INTERACTIVE AXIOM #4: Usability's Equivalent Exchange

INTERACTIVE AXIOM #4: Usability's Equivalent Exchange

THE EASIER YOU WISH TO MAKE IT FOR YOUR USER THE HARDER AND MORE EXPENSIVE IT WILL BE FOR YOU TO CREATE.

This is a natural law in Interactive development; an equivalent exchange.  And there is a point in the development of every project I have ever engaged in that this axiom hits the table.

It's ironic on some level that you, the developer and client, have to endure quite a lot of complexity, difficulty and cost - more than beginners initially expect -  to make the user's experience conversely simpler and more effortless.  But it's a fact.

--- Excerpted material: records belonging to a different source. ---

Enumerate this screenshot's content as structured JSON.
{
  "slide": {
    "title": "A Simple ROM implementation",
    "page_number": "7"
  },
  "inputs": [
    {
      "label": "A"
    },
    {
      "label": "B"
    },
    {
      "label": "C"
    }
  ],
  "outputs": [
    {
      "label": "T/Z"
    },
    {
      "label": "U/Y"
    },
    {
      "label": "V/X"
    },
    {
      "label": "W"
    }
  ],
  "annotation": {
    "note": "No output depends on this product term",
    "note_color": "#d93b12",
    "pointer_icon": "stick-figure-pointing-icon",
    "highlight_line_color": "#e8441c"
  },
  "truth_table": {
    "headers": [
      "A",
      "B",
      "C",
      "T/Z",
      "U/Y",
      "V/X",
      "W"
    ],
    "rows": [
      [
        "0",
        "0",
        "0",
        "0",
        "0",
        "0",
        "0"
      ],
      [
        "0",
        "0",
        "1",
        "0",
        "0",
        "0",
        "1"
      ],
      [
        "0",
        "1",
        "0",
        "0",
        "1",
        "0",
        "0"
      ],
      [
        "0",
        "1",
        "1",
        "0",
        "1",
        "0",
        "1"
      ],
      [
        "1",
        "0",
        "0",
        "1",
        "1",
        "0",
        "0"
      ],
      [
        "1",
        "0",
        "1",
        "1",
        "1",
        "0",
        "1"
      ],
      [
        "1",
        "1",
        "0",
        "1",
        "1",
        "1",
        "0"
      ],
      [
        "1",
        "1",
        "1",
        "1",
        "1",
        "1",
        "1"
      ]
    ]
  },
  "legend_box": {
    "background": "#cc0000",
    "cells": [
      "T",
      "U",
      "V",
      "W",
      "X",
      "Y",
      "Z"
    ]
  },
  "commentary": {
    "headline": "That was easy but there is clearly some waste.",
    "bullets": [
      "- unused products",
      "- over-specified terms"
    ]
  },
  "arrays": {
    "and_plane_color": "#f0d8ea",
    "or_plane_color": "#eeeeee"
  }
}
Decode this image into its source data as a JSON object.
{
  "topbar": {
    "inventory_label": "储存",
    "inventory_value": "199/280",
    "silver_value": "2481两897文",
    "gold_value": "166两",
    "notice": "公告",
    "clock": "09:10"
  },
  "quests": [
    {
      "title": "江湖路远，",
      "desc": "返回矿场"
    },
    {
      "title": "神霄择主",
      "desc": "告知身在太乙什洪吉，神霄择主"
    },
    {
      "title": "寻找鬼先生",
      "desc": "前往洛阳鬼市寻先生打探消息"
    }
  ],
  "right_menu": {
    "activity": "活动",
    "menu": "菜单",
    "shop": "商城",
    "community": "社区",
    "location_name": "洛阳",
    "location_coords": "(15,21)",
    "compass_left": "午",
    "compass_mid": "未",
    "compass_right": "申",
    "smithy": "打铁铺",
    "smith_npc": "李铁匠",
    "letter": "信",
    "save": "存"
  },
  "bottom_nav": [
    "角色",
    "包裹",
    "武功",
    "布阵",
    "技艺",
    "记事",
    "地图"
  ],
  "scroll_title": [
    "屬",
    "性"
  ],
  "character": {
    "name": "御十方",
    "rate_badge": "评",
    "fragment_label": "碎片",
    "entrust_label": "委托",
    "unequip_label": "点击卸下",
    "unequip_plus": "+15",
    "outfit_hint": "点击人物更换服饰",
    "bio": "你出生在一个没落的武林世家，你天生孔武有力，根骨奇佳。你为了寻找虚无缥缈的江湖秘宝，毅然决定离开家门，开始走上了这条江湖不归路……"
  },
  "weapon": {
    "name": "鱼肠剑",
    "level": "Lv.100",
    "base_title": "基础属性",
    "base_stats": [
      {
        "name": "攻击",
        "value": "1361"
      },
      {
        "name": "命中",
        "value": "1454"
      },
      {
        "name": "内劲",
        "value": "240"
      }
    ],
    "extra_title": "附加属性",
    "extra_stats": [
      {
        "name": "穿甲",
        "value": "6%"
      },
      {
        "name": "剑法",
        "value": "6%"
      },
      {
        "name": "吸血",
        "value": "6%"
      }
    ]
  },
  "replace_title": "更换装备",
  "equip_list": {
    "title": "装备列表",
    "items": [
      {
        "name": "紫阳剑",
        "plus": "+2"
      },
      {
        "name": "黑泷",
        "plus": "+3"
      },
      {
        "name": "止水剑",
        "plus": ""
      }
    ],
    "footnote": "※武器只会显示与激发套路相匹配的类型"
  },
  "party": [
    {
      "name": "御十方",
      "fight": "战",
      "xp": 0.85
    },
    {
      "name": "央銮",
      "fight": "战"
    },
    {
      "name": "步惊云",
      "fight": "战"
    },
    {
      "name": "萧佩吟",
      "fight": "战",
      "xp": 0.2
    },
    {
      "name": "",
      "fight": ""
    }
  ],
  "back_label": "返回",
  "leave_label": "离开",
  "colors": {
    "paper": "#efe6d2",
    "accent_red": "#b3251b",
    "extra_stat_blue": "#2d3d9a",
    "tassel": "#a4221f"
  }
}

That's because interactivity is not about a single path or way of doing things (though many clients walk in thinking it is).  It's about potentials and variables.  You are creating an environment where the User should have the freedom to move where he wishes.  This naturally imposes development of varied and redundant pathways and functions.  And the more options the User has, the more rigorous I.A. (information architecture) and U.I./U.X. (user interface/experience design) must become.

There are an infinite number of possible user behaviors - and the ideal interactive experience is going to adapt to each of these users uniquely.  But since such a thing is not possible, we must group users into psychographic buckets and design for these subsets of users in hopes that the rest of them will "figure it out".  And it is in this stage of development, when use-cases are being grouped, and project plans are being assembled, that this axiom is most relevant.

At least initially, interactive developers almost always overtly target "user friendliness"; I've never met a client or developer who doesn't pay lip service to this ideal.  In fact it is so much a basic part of interactive development that there isn't a participant in the development process, from client to end user, who hasn't heard the industry term "user-friendly".  But despite the terms ubiquity, actual follow-through on this ideal is often compromised when cost and timing are factored in.

This axiom dominoes into the 1st axiom all the time.  This is when, at the start of a project, there are big claims about how "easy we want this function to be" for the user, only to choke at the numbers when the cost and schedule are realized.  More often than not, in an effort to reduce development difficulty and cost, smart use-case solutions are cut.

For example, users of shopping sites fall into some well-known groups (and some not so well-known) that shop differently.  Some users know what they want, others browse (in numerous preferred ways), others still like to customize, and so on.  Building a system that will allow each of these customers to self-select and follow their preferred path effortlessly often results in multiple ways of accessing the same information.  And as I say, this is where the bean counting takes a toll.  Faced with building what seems to be costly redundancy, many clients and developers will rather shoehorn some of those users into a single path - rather than incur the cost of true "user friendliness".

Look, I'm not totally idealistic, projects have to be profitable - so tough decisions have to be made.

This axiom is more about avoiding the shock of it.  It's about setting expectations - with yourself, your CFO, or your client.  Just don't be surprised, when you've stressed user-friendliness (and you should!), that your experienced agency shows you a budget that is higher, and a schedule that is longer, than you'd hoped.It really does take longer and cost more.